Sometimes these tasks might fail intermittently, like a worker being unable to access a resource because of random network issues. In this case, I wanted to requeue the job at a later time, multiple times if necessary, using exponential backoff as a basis for each delay.
Luckily, one of the tools available to RabbitMQ users is controlling the Time-To-Live of messages. This can be done at the level of a queue or of individual messages.
So I thought I’d just keep track of failure counts in each message, calculate and set message TTL in my producer code, and chuck all the messages into a single queue dedicated to things needing to be retried. This queue would also have its Dead Letter Exchange set, so that expiring messages would be routed accordingly.
There was an issue with this approach though, one that I caught while running a test batch of jobs with random failures.
The messages were not flowing out of the retry queue and into the exchange how I had expected them to.

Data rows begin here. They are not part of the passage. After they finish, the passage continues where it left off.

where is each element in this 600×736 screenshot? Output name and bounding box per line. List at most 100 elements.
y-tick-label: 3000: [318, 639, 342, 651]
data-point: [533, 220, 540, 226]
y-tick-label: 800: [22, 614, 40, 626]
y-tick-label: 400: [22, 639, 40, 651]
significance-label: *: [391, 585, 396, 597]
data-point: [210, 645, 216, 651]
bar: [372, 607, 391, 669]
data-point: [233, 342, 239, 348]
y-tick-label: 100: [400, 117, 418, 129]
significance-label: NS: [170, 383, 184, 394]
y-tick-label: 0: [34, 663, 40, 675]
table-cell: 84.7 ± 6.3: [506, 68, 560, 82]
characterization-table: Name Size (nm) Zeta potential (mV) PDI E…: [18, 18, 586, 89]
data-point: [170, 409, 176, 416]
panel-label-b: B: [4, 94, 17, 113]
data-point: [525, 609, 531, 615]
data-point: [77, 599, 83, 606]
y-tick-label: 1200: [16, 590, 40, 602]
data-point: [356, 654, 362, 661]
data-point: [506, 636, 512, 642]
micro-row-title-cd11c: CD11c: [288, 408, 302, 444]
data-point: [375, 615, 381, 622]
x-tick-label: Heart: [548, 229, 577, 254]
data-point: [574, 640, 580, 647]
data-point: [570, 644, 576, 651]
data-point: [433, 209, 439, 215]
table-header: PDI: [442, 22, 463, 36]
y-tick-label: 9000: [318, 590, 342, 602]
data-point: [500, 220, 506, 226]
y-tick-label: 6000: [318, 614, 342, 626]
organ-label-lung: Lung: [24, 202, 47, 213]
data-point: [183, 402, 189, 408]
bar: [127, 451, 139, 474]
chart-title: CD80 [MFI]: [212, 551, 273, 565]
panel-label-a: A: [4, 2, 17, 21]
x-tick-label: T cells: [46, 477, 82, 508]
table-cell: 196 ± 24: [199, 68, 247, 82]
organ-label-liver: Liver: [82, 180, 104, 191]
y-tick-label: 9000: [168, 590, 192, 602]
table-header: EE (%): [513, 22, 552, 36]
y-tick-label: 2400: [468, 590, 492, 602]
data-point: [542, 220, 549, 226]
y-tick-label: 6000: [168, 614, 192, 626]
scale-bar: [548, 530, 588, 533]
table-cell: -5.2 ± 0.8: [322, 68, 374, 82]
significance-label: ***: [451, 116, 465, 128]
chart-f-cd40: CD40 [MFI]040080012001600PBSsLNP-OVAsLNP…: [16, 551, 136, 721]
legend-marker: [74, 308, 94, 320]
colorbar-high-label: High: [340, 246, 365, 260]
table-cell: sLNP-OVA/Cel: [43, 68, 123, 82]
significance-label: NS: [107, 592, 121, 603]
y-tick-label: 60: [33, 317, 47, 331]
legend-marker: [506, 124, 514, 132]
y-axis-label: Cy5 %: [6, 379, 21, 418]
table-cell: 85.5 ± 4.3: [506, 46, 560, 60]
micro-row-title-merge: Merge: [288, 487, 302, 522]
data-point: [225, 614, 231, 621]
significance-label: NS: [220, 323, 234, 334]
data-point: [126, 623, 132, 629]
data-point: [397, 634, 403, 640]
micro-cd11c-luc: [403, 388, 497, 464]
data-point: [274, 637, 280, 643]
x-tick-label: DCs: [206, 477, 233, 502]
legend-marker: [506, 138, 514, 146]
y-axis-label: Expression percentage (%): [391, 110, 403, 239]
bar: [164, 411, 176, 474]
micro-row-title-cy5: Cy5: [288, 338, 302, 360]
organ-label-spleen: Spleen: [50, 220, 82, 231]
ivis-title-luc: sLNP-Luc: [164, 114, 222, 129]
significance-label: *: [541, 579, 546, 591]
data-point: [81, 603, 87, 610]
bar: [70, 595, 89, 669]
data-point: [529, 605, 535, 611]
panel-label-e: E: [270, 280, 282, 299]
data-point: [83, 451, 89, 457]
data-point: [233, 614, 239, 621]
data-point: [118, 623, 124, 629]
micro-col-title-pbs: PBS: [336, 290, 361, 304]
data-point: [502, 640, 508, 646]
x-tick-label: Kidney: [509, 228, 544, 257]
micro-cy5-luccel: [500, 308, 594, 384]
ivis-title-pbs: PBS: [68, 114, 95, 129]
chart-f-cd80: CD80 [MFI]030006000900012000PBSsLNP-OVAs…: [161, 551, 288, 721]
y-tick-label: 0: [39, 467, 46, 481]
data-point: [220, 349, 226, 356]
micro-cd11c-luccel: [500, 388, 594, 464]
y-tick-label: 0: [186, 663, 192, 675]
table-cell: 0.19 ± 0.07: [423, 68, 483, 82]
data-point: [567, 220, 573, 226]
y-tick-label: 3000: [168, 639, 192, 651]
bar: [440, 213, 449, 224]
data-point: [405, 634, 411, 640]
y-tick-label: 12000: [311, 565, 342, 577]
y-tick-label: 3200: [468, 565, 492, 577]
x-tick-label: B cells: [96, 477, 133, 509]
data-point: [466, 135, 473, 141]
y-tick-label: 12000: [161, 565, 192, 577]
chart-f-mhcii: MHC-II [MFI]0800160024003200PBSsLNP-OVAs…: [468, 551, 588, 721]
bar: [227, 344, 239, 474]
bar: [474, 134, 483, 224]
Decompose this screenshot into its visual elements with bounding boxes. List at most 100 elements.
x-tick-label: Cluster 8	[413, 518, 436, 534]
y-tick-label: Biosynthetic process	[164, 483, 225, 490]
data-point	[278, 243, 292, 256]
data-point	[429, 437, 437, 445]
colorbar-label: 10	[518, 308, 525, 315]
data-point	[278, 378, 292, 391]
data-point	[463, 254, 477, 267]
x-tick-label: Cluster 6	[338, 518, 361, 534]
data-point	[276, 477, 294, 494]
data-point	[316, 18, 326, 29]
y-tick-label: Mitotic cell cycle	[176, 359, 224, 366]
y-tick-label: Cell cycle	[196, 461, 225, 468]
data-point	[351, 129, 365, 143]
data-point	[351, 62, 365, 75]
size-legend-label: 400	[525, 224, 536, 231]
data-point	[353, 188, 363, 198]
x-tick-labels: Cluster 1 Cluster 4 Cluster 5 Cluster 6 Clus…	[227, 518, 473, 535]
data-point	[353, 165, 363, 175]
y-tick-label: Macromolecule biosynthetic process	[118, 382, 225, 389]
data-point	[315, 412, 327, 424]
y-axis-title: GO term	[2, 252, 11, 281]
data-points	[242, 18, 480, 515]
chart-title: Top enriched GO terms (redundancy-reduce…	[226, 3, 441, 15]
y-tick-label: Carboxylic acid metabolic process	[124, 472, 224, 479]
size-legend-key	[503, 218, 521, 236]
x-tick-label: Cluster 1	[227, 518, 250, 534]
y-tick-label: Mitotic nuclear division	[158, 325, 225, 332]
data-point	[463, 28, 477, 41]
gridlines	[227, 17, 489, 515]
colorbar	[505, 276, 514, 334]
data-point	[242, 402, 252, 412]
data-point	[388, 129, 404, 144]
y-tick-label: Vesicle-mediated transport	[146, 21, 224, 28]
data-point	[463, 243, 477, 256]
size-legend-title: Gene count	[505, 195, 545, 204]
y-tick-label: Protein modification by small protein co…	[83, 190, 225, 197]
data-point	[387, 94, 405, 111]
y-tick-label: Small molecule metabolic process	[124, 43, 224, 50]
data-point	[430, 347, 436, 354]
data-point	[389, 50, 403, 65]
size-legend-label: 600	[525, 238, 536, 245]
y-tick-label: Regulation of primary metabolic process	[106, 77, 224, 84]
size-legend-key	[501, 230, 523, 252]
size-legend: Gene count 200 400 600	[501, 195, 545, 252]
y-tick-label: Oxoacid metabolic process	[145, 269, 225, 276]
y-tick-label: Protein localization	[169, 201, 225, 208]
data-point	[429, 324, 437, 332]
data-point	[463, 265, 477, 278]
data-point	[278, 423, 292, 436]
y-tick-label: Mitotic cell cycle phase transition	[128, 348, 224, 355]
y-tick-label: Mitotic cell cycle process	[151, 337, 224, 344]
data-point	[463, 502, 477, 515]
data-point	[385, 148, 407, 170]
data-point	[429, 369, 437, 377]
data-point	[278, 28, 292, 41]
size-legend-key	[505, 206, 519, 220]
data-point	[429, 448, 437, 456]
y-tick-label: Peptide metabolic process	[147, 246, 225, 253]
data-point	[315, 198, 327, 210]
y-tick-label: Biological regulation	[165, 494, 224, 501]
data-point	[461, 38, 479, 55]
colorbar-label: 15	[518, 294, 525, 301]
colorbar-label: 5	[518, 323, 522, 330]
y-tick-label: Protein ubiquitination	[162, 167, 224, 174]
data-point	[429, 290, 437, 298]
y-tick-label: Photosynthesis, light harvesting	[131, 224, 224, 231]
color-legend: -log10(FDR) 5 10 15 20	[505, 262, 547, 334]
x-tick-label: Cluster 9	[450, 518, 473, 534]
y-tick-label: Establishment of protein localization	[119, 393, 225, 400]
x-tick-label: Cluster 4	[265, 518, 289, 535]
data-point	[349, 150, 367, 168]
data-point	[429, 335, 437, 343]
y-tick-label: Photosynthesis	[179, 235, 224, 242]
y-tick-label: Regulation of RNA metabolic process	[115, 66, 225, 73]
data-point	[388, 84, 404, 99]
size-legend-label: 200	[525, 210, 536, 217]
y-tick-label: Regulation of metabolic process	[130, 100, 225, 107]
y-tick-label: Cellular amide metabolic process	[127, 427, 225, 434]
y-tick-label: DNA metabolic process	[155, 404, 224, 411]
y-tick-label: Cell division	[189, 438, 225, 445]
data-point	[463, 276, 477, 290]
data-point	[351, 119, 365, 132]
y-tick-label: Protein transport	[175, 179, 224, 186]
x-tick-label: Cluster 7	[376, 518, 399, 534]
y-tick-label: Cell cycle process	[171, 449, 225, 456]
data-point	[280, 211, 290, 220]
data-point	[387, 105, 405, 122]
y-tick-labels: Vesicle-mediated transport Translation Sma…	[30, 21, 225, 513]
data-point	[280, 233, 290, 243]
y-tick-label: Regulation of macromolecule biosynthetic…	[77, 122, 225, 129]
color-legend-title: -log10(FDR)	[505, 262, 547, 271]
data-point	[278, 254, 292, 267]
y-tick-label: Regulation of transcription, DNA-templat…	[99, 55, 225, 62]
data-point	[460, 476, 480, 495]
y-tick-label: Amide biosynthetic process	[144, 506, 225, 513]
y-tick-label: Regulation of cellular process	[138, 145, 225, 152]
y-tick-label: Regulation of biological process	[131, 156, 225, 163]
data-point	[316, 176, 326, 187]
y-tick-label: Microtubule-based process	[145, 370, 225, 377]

There were starts and stops. Searching around, I found the answer right on the same TTL page, under “Caveats”:
When setting per-message TTL expired messages can queue up behind non-expired ones until the latter are consumed or expired.
The solution is just a bit more complicated. Rather than having one queue with all messages of varying TTL, you create queues with each possible TTL, and route your retrying jobs accordingly.
Running the test again, I found that this solution requeued failed jobs as expected, without the starts and stops of the previous attempt.